Manuel de Almeida (sometimes Manoel de Almeida, 1580–1646) was a native of Viseu who entered at an early age into the Society of Jesus and went out as a missionary to India. He is noted to have travelled to Ethiopia and Eritrea and Lake Tana and built a number of churches and monasteries, particularly on the small islands of the lake.

In 1622, Almeida was selected by the general of his order as ambassador to the Emperor of Ethiopia, Susenyos. Accompanied by three companions, Almeida left Bassein 28 November of that year for Suakin, and reached Diu two months later; he was delayed at the port of Dhofar from 18 May 1623 to 16 October due to unfavorable winds. At last Almeida departed for Suakin, reaching it 4 December, where he received a pass from the local Pasha to pass through the territories of the Ottoman Empire. He then found passage to Massawa, whence he made his way to Fremona by way of Debarwa (where he met the governor of Tigray, Ras Keba Krestos), reaching the Catholic base in January 1624.

He was well received by Emperor Susenyos, but his successor Fasilides first exiled him and his fellow Jesuits to Fremona in 1633. Almeida was selected, along with Manoel Barradas and two other priests, to return to Goa and seek help from the Portuguese authorities for the missionaries; however, he made slow progress and by the time he reached Diu, most of his fellow Jesuits, who had been subsequently expelled from the country, had caught up with him. Upon returning to India, after thirteen years' absence, Almeida was made provincial of his order, and inquisitor. There he died.

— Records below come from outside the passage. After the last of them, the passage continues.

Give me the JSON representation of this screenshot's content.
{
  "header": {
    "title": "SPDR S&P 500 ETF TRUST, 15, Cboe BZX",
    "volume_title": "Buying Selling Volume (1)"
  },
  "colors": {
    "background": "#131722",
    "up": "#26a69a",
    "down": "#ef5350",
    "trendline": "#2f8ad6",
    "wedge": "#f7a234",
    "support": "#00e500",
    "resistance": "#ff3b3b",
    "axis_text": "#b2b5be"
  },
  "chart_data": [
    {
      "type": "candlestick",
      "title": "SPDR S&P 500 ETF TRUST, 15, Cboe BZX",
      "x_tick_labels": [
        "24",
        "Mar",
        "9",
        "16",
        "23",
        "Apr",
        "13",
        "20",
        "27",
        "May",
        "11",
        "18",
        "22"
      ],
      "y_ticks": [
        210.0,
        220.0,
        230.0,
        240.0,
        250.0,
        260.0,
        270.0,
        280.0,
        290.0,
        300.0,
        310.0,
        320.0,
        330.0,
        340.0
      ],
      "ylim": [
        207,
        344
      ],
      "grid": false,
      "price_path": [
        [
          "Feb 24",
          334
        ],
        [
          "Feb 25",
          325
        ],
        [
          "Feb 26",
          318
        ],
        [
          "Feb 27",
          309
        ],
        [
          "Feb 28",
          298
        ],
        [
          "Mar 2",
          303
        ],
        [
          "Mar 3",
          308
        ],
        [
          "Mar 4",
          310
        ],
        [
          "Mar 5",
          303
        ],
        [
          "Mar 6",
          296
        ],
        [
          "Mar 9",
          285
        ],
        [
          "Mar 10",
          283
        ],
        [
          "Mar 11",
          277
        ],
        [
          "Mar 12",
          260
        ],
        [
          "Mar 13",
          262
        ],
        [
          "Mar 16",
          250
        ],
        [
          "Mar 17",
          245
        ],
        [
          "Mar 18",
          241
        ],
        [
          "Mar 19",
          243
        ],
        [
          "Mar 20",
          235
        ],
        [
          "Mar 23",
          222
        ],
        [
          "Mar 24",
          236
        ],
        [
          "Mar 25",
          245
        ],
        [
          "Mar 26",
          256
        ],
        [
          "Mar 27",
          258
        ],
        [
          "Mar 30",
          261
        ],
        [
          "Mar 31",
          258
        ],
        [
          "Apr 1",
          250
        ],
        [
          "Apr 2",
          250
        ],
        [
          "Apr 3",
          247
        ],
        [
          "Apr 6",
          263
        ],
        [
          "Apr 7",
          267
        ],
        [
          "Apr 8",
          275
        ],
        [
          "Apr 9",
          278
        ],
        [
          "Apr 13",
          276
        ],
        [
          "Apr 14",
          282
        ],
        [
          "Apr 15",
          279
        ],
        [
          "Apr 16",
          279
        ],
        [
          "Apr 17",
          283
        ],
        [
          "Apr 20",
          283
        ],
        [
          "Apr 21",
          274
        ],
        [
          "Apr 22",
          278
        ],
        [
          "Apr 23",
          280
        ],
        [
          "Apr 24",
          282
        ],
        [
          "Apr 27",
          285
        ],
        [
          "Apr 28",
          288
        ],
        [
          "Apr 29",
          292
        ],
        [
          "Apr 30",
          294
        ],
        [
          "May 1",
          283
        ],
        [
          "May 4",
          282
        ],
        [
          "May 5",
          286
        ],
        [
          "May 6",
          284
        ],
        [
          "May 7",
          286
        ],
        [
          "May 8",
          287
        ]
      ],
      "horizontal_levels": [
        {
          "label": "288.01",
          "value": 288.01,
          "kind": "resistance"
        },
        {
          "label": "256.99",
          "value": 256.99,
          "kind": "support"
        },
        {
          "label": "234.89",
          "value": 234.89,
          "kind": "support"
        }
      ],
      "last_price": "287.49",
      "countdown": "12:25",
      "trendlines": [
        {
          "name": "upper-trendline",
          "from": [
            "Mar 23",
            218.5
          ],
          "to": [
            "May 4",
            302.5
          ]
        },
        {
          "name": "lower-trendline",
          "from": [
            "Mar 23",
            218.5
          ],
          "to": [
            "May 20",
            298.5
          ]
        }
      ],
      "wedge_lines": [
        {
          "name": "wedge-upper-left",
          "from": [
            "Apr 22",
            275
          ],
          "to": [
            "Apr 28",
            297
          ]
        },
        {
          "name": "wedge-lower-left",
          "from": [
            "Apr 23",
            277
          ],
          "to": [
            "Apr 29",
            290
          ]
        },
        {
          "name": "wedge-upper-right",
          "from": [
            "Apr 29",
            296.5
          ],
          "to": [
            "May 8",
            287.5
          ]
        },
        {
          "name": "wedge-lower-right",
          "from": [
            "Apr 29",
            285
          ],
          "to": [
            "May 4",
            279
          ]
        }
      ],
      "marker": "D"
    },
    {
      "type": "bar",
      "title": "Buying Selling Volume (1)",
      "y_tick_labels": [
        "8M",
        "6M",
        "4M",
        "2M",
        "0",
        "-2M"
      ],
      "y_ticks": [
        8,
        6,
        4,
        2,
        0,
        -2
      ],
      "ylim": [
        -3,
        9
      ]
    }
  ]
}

Almeida wrote a history of Ethiopia, Historia de Etiopía a Alta ou Abassia, which drew on his own experiences as well as the writings of previous missionaries like Pedro Páez. The Historia was never published during Almeida's lifetime; but an abridgment and partial revision of Almeida's work by Baltazar Téllez was printed at Coimbra in 1660; an anonymous translation of Tellez's work into English appeared in 1710. Selections from Historia work were translated into English by C.F. Beckingham and G.W.B. Huntingford and published in Some Records of Ethiopia, 1593-1646 (London: Hakluyt Society, 1954).